Megan Margaret Moore
BFA Dance, Trauma-Informed RYT 200
Megan is a dancer/choreographer by training, and actor, singer, songwriter, and playwright by audacity. With a passion for mental health advocacy, Megan uses a trauma-informed approach to share creative tools with first-time and experienced artists, so that life experiences may processed somatically while being transmuted into living, breathing works of art.
Personal Statement
Let me set the scene:
I’m a 22 year old dance major who can barely stand to move her own body without detailed instruction. I tell myself this is due to the stress of a BFA program, that I’ll feel motivated by my own artistic voice once I’m out in the “real world.” Then, a major relationship in my life ends, and I go from feeling no sensation besides out of breath, to feeling every feeling I had pushed down in the name of being “good,” all at once.
Overwhelmed with emotion, I show up to my dance improv class to find props draped throughout the room. Before I know it, I'm grasping an amplified microphone in the center of the room, using a cartoonish smile to mask my inability to come up with a single word to speak into it. Sporting high heels, a red tulle skirt and acting as what I can only describe as a washed out Hollywood starlet, I left that class sharing with a friend “I don't know who that was, but that wasn’t me,” before hearing myself say, “That was Suzette.”
That was the day I had unknowingly begun processing Complex-Post Traumatic Stress through a third party character. Suzette has since sourced a world of creative inspiration, which has manifested into The Frettes. Developing the character of Suzette and expanding her dark comedic universe into The Frettes has allowed me to find humor, perspective, and compassion for an otherwise painful situation.

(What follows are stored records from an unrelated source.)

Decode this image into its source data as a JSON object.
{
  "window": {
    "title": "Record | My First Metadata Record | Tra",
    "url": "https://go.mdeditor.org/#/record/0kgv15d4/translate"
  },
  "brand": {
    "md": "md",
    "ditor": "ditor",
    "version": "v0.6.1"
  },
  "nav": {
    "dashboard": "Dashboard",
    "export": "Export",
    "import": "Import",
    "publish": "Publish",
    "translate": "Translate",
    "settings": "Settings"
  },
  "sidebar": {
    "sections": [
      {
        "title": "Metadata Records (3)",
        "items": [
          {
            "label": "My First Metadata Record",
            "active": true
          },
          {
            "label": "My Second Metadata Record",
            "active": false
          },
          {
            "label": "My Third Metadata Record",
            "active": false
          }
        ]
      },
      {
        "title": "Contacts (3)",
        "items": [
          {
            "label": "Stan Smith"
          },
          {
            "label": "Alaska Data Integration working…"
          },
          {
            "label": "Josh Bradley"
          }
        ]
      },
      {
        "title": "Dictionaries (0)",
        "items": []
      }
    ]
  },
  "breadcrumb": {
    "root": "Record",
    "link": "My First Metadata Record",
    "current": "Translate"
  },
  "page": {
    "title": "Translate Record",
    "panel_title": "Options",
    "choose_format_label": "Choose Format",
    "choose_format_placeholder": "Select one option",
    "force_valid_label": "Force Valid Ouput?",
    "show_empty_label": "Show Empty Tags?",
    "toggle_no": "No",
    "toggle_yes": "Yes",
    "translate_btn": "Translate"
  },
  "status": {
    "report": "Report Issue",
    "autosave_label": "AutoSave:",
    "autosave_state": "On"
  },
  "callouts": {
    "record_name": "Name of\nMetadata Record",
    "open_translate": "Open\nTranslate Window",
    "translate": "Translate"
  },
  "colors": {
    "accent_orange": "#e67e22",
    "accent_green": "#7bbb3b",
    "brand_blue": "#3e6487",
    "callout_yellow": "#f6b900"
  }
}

Because my relationship with the arts has offered me a container to process life experiences, founding an art space that prioritizes creative expression over technique has felt like a must. I believe when we feel safe enough in our own skin to express through the body, we can release what no longer serves us and watch it turn into art that teaches us something about ourselves. The more we play freely with our creative expression, the more we develop the audacity to call ourselves the artists we’ve always been.